Month: November 2014

  • November 5, 2014


THE MISS You are an above average player, with a handicap somewhere between 10 and 14. You have been at it for more than five years, and no matter how hard you practice, no matter how many lessons you take, or how deeply you have dived into the bottomless chasm of game improvement i.e. high tech equipment, fitness, swing aids, etc., you cannot break through that invisible force field and into that rare air breathed by the single digits. What’s going on?


THE CURE It is not your heart, it is your mind. The average or slightly above average player is caught in a mind warp of swing thoughts and expectations, while the advanced player lives in a world of visual images. It is that simple. The average player arrives at his next shot and thinks about keeping his left arm straight and his spine angle constant, and maybe one or two more thoughts thrown in for good measure. Swing thoughts are best realized on the driving range, practiced on the range, then left on the range. The advanced player sees the shape of the shot he wants to hit and allows his mechanics, which he has practiced on the range, to create the shape. The advanced player lets go of the mechanical side of the game and trusts himself to make a good swing. He may have a broad brush stoke thought like ‘smooth,’ or ‘finish.’ The intermediate player is still trying to be perfect and becomes tangled up in his own thoughts. If you have been at it for a significant period of time, and you are on an endless plateau of unsatisfactory results, it is time to make a big change in the way you approach the game.

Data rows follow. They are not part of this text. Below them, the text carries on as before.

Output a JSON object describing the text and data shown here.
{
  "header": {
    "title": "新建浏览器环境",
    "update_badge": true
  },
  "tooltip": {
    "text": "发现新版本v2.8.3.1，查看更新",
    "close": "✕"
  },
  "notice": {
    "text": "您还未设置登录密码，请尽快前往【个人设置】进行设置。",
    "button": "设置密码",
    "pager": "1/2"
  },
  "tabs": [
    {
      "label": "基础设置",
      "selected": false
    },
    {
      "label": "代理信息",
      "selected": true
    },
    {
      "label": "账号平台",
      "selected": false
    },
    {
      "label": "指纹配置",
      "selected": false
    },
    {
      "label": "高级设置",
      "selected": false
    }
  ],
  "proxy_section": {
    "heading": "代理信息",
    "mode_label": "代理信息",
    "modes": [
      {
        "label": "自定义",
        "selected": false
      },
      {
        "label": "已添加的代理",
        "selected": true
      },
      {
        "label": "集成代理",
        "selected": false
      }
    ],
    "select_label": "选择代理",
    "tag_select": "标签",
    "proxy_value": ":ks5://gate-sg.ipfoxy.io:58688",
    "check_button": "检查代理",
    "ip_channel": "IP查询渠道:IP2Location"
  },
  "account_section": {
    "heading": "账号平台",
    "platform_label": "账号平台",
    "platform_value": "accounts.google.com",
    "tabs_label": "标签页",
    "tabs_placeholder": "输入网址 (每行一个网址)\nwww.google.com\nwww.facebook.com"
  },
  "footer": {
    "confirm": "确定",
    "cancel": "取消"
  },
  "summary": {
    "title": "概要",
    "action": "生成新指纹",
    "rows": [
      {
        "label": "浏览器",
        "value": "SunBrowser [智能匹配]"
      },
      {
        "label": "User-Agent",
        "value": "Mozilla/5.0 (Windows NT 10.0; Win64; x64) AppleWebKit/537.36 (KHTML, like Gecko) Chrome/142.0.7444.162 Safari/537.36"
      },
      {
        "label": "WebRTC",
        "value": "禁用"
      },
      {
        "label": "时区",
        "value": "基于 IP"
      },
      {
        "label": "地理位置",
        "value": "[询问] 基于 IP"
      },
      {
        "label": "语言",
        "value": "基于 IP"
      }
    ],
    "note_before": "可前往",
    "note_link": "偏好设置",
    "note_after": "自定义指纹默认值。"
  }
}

MAKING IT STICK Training you muscles and training your mind are not mutually exclusive. You can train both on the practice tee with simple drills. Understanding what physical laws are in play to make a golf ball curve or fly in a particular way is a big step in training both. Once you understand the mechanics involved, set up drills to drive home the point. For example, if you want to hit a draw that starts slightly right of target (for the right handed players) and curves back left, you realize that an inside out swing path with a closed club face will do the job. Set up a work station on the practice tee and put a driveway marker pole two feet directly behind the ball on the target line, close the club face slightly, and hit shots until you own it. Then, to educate your mind, remove the pole and put it out in front of your work station about ten feet or so on the extended target line and hit shots with the sole mental image of starting the ball to the right of the ball and drawing it back. On the range it is mechanics first, mental image second. On the golf course it is just the reverse. During a round it is all about painting pictures in your mind and subconsciously allowing the mechanics to perform the shot desired.